Supreme Court rules for Missouri church in ‘playground’ case

(RNS) Missouri wrongly denied the church  'an otherwise available public benefit on account of its religious status,' Chief Justice John Roberts wrote in the majority opinion.

Gravel paves the playground of Trinity Lutheran Church’s Child Learning Center in Columbia, Mo., on Oct. 18, 2016. RNS photo by Sally Morrow

(RNS) The Supreme Court has ruled for a Missouri church that claimed religious discrimination after it was refused state funds to improve its playground.

Ruling 7-2, the court Monday (June 26) determined that the state had treated Trinity Lutheran Church in Columbia unfairly under the First Amendment’s free exercise clause.

The state wrongly denied the church “an otherwise available public benefit on account of its religious status,” Chief Justice John Roberts wrote in the majority opinion.


“This Court has repeatedly confirmed that denying a generally available benefit solely on account of religious identity imposes a penalty on the free exercise of religion,” he continued.

The case pitted Trinity Lutheran Church against Missouri’s Department of Natural Resources, which offered grants to help nonprofits pay for the resurfacing of playgrounds with recycled tires.

Justices Sonia Sotomayor and Ruth Bader Ginsburg dissented in the case, considered by many court watchers to be the highest profile of the Supreme Court season, which runs from October through early summer.

“To hear the Court tell it, this is a simple case about recycling tires to resurface a playground. The stakes are higher. This case is about nothing less than the relationship between religious institutions and the civil government — that
is, between church and state,” Sotomayor wrote.
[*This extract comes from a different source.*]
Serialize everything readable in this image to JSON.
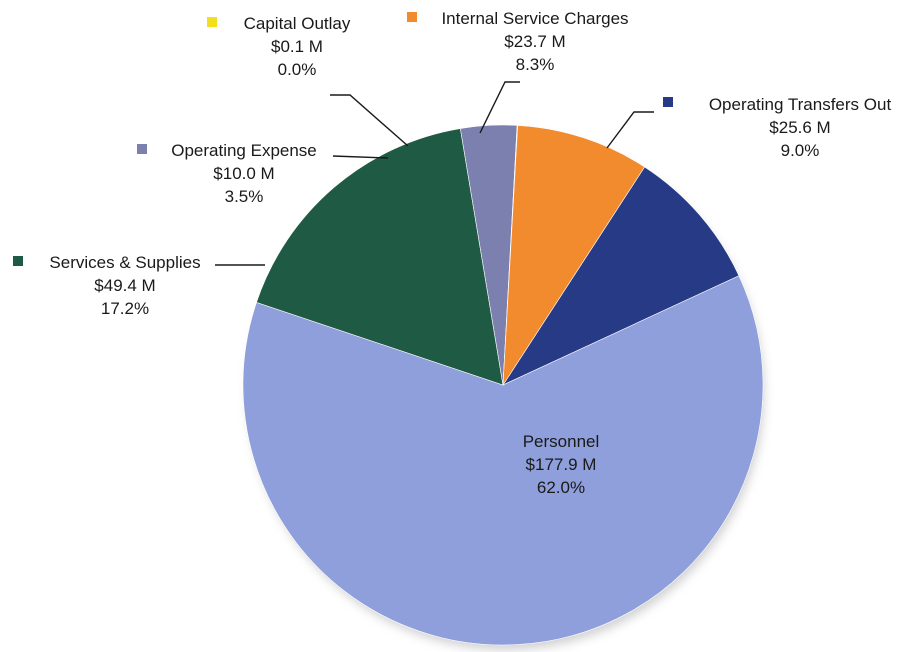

“The Court today profoundly changes that relationship by holding, for the
first time, that the Constitution requires the government to provide public funds directly to a church. Its decision slights both our precedents and our history, and its reasoning weakens this country’s longstanding commitment to a separation of church and state beneficial to both.”

Conservative advocates for religious freedom cheered the decision.

“The government should treat children’s safety at religious schools the same as it does at nonreligious schools,” David Cortman, senior counsel at Alliance Defending Freedom, said in a statement.


The ADF argued the case at the Supreme Court on behalf of the church, which runs a children’s learning center.

“The decision today affirms that commonsense principle and the larger truth that government isn’t being neutral when it treats religious organizations worse than everyone else,” Cortman continued.